Hello kedro team, I'm working on a data pipeline ...
# questions
a
Hello kedro team, I'm working on a data pipeline and i got a problem with lazy partitioned dataset. I have : • Partitioned dataset in input • Partitioned dataset in output • Processing fonction My problem is : my processing function load a huge NN and i want to avoid loading it for every file when i do lazy saving. Someone know a clean solution ? I was thinking of Hooks but that would put part of the code logic in the Hook, not in the node
m
What have you tried so far? Loading NN as a separate dataset once and then passing it to the same node to which you pass the partitioned dataset should do the job.
a
Thanks for the answer, it was my first implementation but i want to use lazy saving to avoid loading all the data in memory. So i return a dict with Callable on the loading & processing function. The processing is done after the node calculation by itering on the dict. So my NN is not load anymore...
m
I don’t quite understand. PartitionedDataset and NN are two separate things here.

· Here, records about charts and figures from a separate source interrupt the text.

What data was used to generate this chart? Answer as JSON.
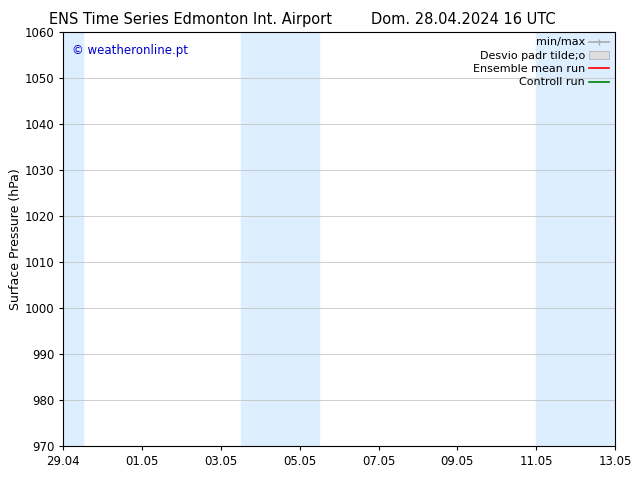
{
  "title_left": "ENS Time Series Edmonton Int. Airport",
  "title_right": "Dom. 28.04.2024 16 UTC",
  "ylabel": "Surface Pressure (hPa)",
  "ylim": [
    970,
    1060
  ],
  "yticks": [
    970,
    980,
    990,
    1000,
    1010,
    1020,
    1030,
    1040,
    1050,
    1060
  ],
  "xtick_labels": [
    "29.04",
    "01.05",
    "03.05",
    "05.05",
    "07.05",
    "09.05",
    "11.05",
    "13.05"
  ],
  "watermark": "© weatheronline.pt",
  "watermark_color": "#0000cc",
  "shaded_color": "#ddeeff",
  "bg_color": "#ffffff",
  "grid_color": "#bbbbbb",
  "title_fontsize": 10.5,
  "tick_fontsize": 8.5,
  "ylabel_fontsize": 9,
  "legend_fontsize": 8
}
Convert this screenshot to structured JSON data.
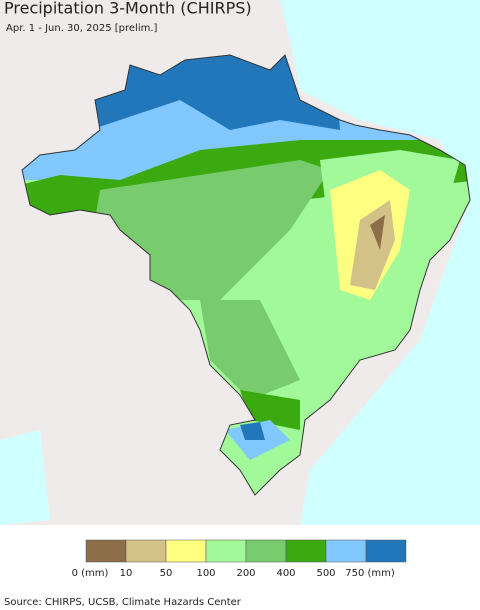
{
  "header": {
    "title": "Precipitation 3-Month (CHIRPS)",
    "subtitle": "Apr. 1 - Jun. 30, 2025 [prelim.]"
  },
  "legend": {
    "colors": [
      "#8c6e48",
      "#d3c288",
      "#feff80",
      "#a2f99a",
      "#78cc6e",
      "#3aaa10",
      "#80c8ff",
      "#2277bb"
    ],
    "labels": [
      "0 (mm)",
      "10",
      "50",
      "100",
      "200",
      "400",
      "500",
      "750 (mm)"
    ]
  },
  "source": "Source: CHIRPS, UCSB, Climate Hazards Center"
}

You can use lazy loading with dict of callables, it’s actually a good aproach here to avoid loading everything into memory.
a
Copy code
def calc_func(audio):
    #DO SOME PROCESSING
    return audio

def generate_bnf(partitioned_wav: Dict[str, Callable[[], Any]], neural_network, parameters: Dict[str, Any]):
    """

    Args:
        data: Partitionned dataset from wav files
        parameters: Parameters defined in parameters.yml.
    Returns:
        Bottleneck features
    """
    def wrapper():
        return calc_func(partition_load_func(), neural_network)

    bnf_features = {}

    for partition_key, partition_load_func in sorted(partitioned_wav.items()):
        bnf_features[partition_key] = lambda: wrapper()

    return bnf_features
I don't know if the function wrapper can access to neural_network param when the bnf_feature is resolve
m
Yes, it can, but note that your implementation is incorrect and you might get an issue with closures.
Copy code
def get_wrapper(partition_load_func, nn):
        def wrapper():
            return calc_func(partition_load_func(), nn)
        return wrapper

    bnf_features = {}

    for partition_key, partition_load_func in sorted(partitioned_wav.items()):
        bnf_features[partition_key] = get_wrapper(partition_load_func, neural_network)

    return bnf_features
Sth like this should work
a
Thank you ! You save my day !
😎 1
🙂 1
Just a last question, if i want to process data by batch and load 10 files in one time, is it possible ?
m
Sure, you can write a logic that will create batches from the dict.
a
Thanks for you'r answer ! How i'm supposed to implement it ?
Is it possible to define a list in the dict ? Or I have to write a custom hook "after_node_execution" ?